Citizen opinion survey provides “quick read” on preferred ways to pay for the “Kirkland Segment”


Authored by City of Kirkland Council Members Dave Asher and Amy Walen


Kirkland is on a path to buy the “Kirkland Segment” of the Eastside Rail Corridor as a first-step in completing the long-planned cross-Kirkland Trail.  Faced with possibilities that the corridor might be sold off piecemeal to speculators or others, Kirkland negotiated an extremely favorable price ($5 million for 5.75 miles) that will ensure our community can plan the future of nearly 6 miles of prime real estate.  As we go through our “due diligence” investigation prior to completing the purchase, we would like your opinion on preferred ways to pay for the corridor.  Below, is a web page where you can provide your input.


In December, the City Council voted unanimously to investigate the purchase because the Corridor is a wise investment in Kirkland’s economy and quality of life.  The segment instantly links many of Kirkland’s schools and parks and will become a region-wide attraction for cyclists and pedestrians of all ages.  Future transit and trail use will help provide alternatives to cars and help relieve congestion on our north-south arterials such as Lake Washington Boulevard and 132nd Avenue NE.  Although the cross-Kirkland trail has long been part of the City’s vision, this is the first time the opportunity to purchase the corridor has ever been available.

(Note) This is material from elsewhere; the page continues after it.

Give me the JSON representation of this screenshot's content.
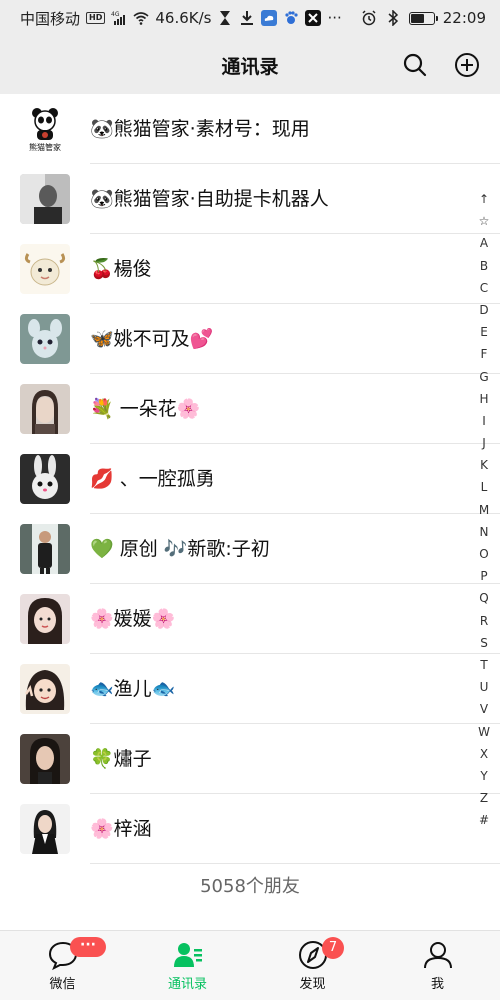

The corridor  has real value to our economy and property values.  The segment starts in the south in our newly up-zoned Yarrow Bay Business District which we expect to attract jobs and housing due to its strategic location near SR 520. It ends in the Totem Lake business district.  Recently we asked the Urban Land Institute (ULI) to recommend what more Kirkland could do to improve the Totem Lake neighborhood and prepare for a time when the mall is developed.  ULI’s top recommendation called for gaining control and developing the rail corridor as an economic development investment.


A senior Google executive also walked part of the corridor recently with Kirkland staff and expressed strong interest in the City’s purchase, saying it would make Kirkland much more attractive as a place for Google to stay and expand.


For a price of $5 million, Kirkland would gain control of 5 ¾ miles of corridor that generally is 100 feet wide and remarkably suitable for side-by-side development of pedestrian and bicycle trails, as well as potential for future transit development.  At this stage, we are focused on securing the property.  Plans for development will be undertaken in the future.


The Council took action for all these reasons: jobs, health, transportation and quality of life.  Now we need your input.  We will pay for the purchase with an interfund loan that must be repaid within three years. There are trade-offs in any financial arrangement.  Three options to repay the loan have been developed and the City Council would like Kirkland residents to share their preference by taking a three-question online survey at www.kirklandwa.gov/eastsiderailcorridor.  These survey results are not statistically valid but they will give the Council a sense of public sentiment.


We appreciate your input by Monday, February 20.